Batteries consist of two chemicals called the electrochemical couple. Usually, one chemical is a pure metal that “feels” unstable seeking to give up or share its electrons with a chemical neighbor or couple. These two chemicals are the battery terminals on a car battery and the positive and negative ends of a flashlight battery. To prevent electrons from just jumping to the other chemical couple inside the battery, the space between them is filled with an electrolyte which produces resistance and prevents flow. In the case of the car battery, the negative terminal is pure lead. It is electron rich. The other terminal is electron deficient and is called the positive terminal. When the ignition key is turned, electrons flow out of the battery through wires connected to the engine starter motor and return to the battery at the positive terminal, accepting the shed electrons completing a chemical reaction within the electrolyte. Some batteries such as the automobile lead-acid battery, power tool batteries and lithium ion hybrid car batteries can be recharged by forcing electricity, at a greater strength than the battery discharged, to reverse the chemical reaction at the two terminals. Recharging requires direct current produced by the automobile engine powering an alternator but household rechargeable batteries require a device to convert alternating current from an electrical outlet to direct current.
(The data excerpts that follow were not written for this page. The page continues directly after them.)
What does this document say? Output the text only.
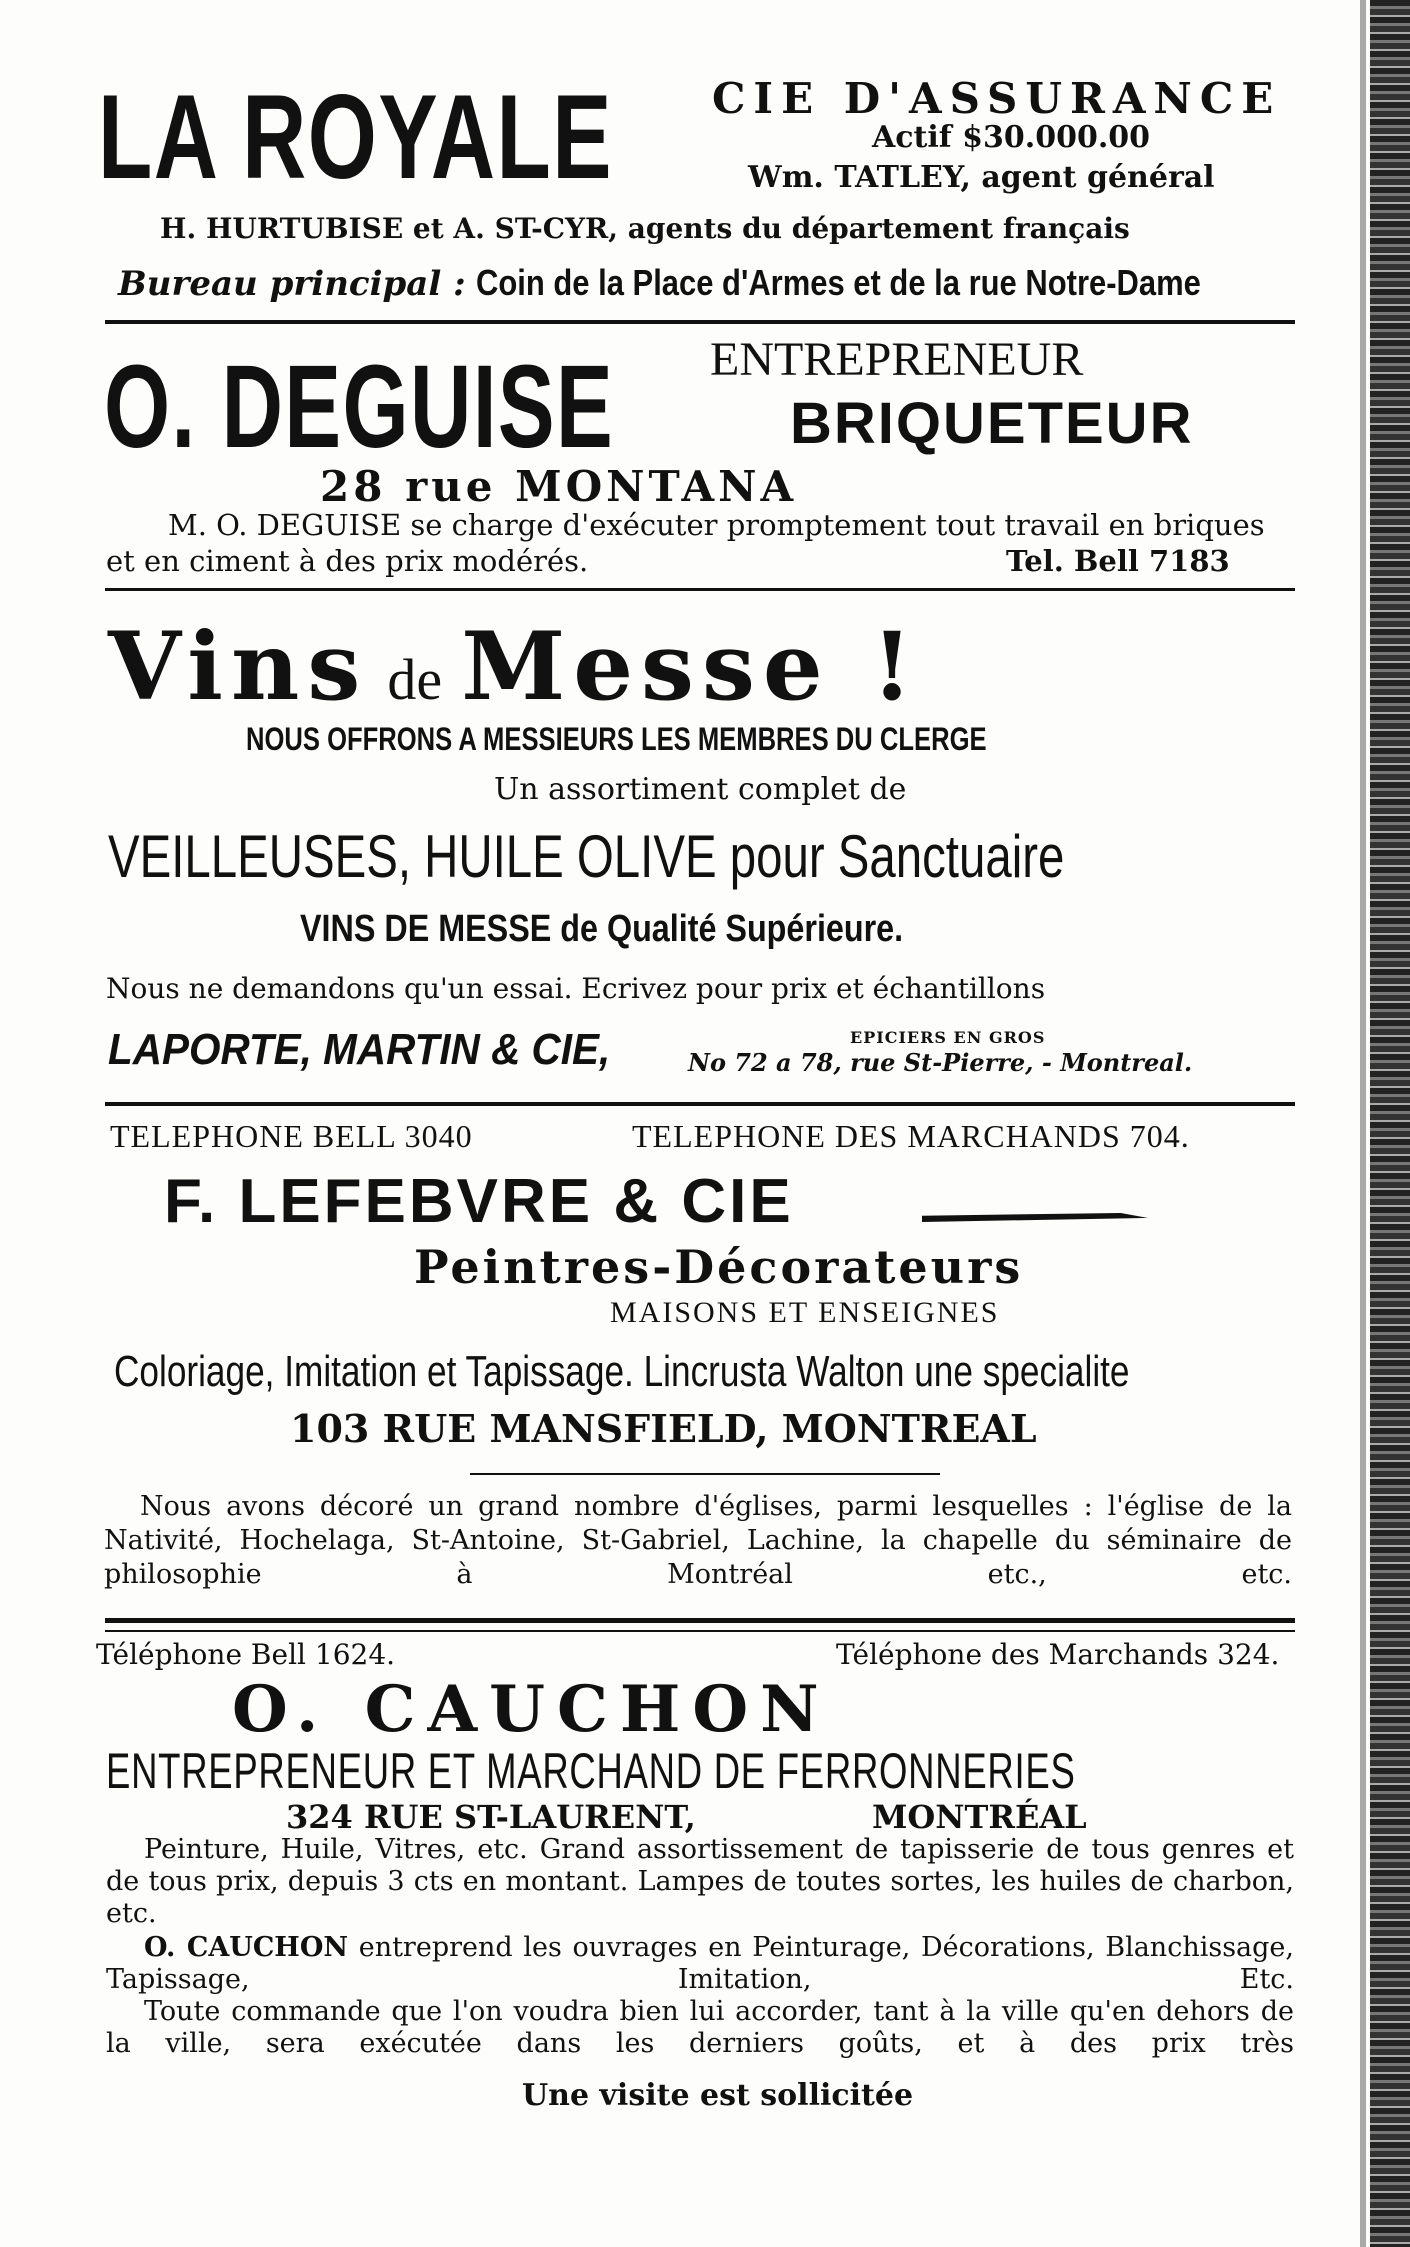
LA ROYALE	CIE D'ASSURANCE
Actif $30.000.00
Wm. TATLEY, agent général
H. HURTUBISE et A. ST-CYR, agents du département français
Bureau principal : Coin de la Place d'Armes et de la rue Notre-Dame
O. DEGUISE	ENTREPRENEUR
BRIQUETEUR
28 rue MONTANA
M. O. DEGUISE se charge d'exécuter promptement tout travail en briques
et en ciment à des prix modérés.	Tel. Bell 7183
Vins de Messe !
NOUS OFFRONS A MESSIEURS LES MEMBRES DU CLERGE
Un assortiment complet de
VEILLEUSES, HUILE OLIVE pour Sanctuaire
VINS DE MESSE de Qualité Supérieure.
Nous ne demandons qu'un essai. Ecrivez pour prix et échantillons
LAPORTE, MARTIN & CIE,	EPICIERS EN GROS
No 72 a 78, rue St-Pierre, - Montreal.
TELEPHONE BELL 3040	TELEPHONE DES MARCHANDS 704.
F. LEFEBVRE & CIE
Peintres-Décorateurs
MAISONS ET ENSEIGNES
Coloriage, Imitation et Tapissage. Lincrusta Walton une specialite
103 RUE MANSFIELD, MONTREAL
Nous avons décoré un grand nombre d'églises, parmi lesquelles : l'église de la Nativité, Hochelaga, St-Antoine, St-Gabriel, Lachine, la chapelle du séminaire de philosophie à Montréal etc., etc.
Téléphone Bell 1624.	Téléphone des Marchands 324.
O. CAUCHON
ENTREPRENEUR ET MARCHAND DE FERRONNERIES
324 RUE ST-LAURENT,	MONTRÉAL
Peinture, Huile, Vitres, etc. Grand assortissement de tapisserie de tous genres et de tous prix, depuis 3 cts en montant. Lampes de toutes sortes, les huiles de charbon, etc.
O. CAUCHON entreprend les ouvrages en Peinturage, Décorations, Blanchissage, Tapissage, Imitation, Etc.
Toute commande que l'on voudra bien lui accorder, tant à la ville qu'en dehors de la ville, sera exécutée dans les derniers goûts, et à des prix très
Une visite est sollicitée
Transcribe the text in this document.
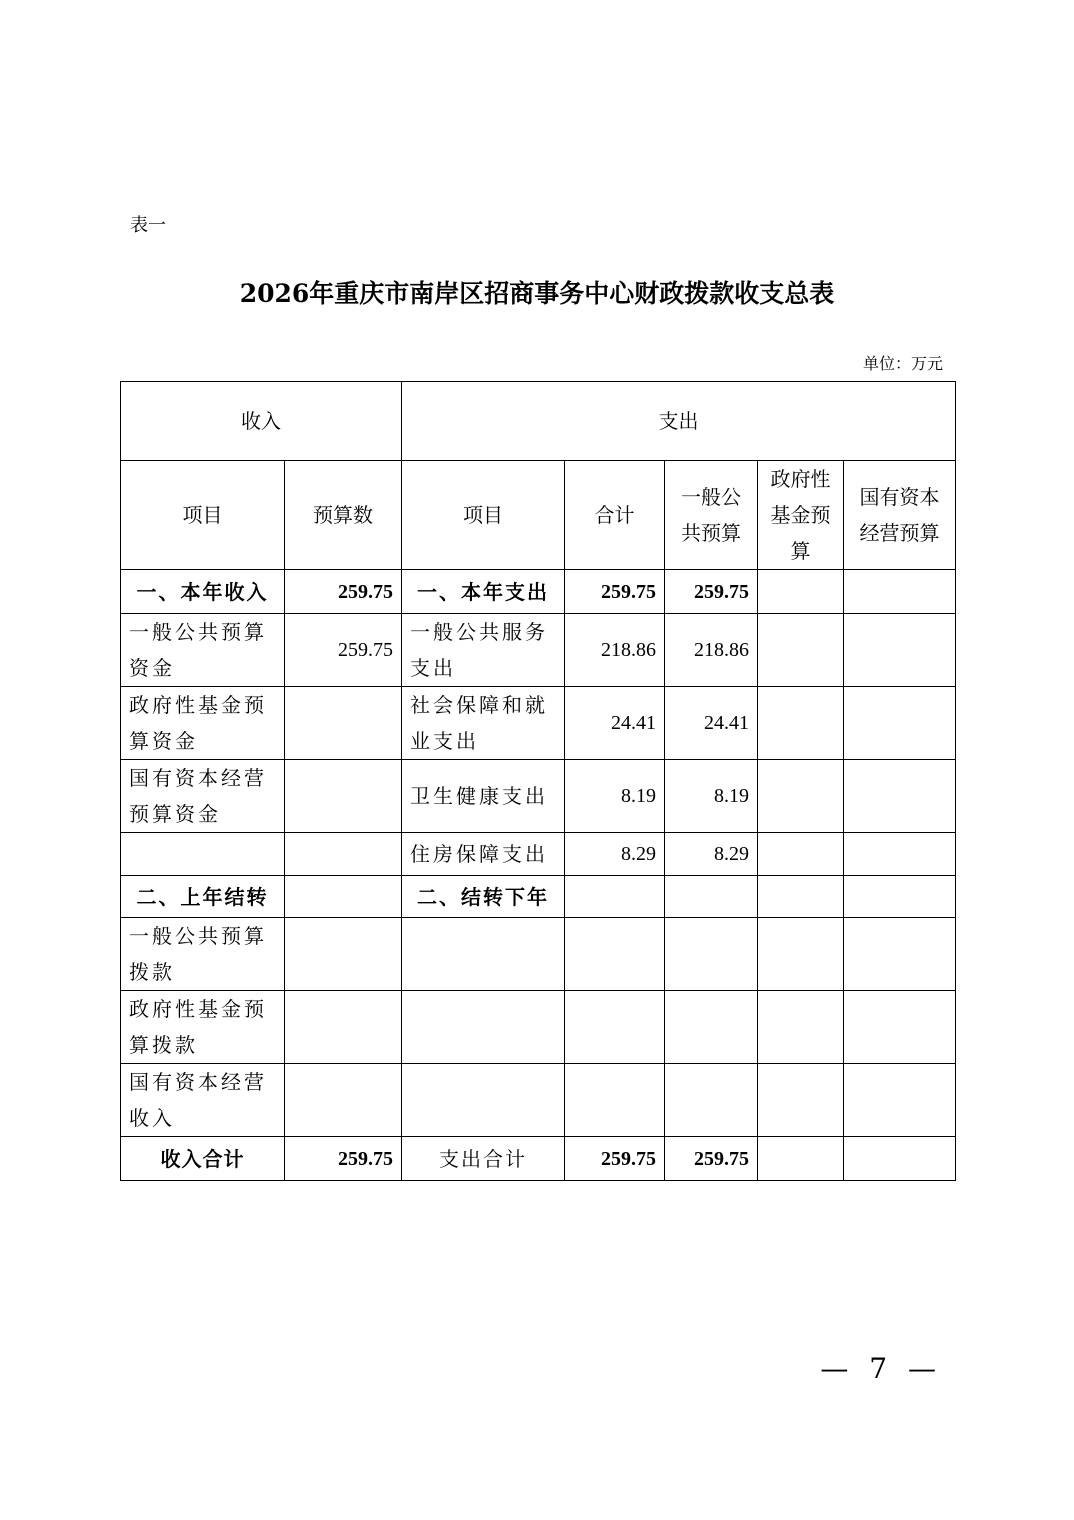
表一
2026年重庆市南岸区招商事务中心财政拨款收支总表
单位：万元
收入		支出				
项目	预算数	项目	合计	一般公共预算	政府性基金预算	国有资本经营预算
一、本年收入	259.75	一、本年支出	259.75	259.75		
一般公共预算资金	259.75	一般公共服务支出	218.86	218.86		
政府性基金预算资金		社会保障和就业支出	24.41	24.41		
国有资本经营预算资金		卫生健康支出	8.19	8.19		
		住房保障支出	8.29	8.29		
二、上年结转		二、结转下年				
一般公共预算拨款						
政府性基金预算拨款						
国有资本经营收入						
收入合计	259.75	支出合计	259.75	259.75		
— 7 —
Touching both terminals of an automobile battery with 12 volts of charge, is usually insufficient to create an electrical shock to the body whereas touching plug prongs in an electrical outlet at home with 120 volts is enough to create an uncomfortable shock and potentially stop the heart.
Today, batteries are necessary. We should raise our hands claiming, “All hail to the free spirit electron,” eager to flee its atomic bond in a battery and in the process create a controlled surge of energy.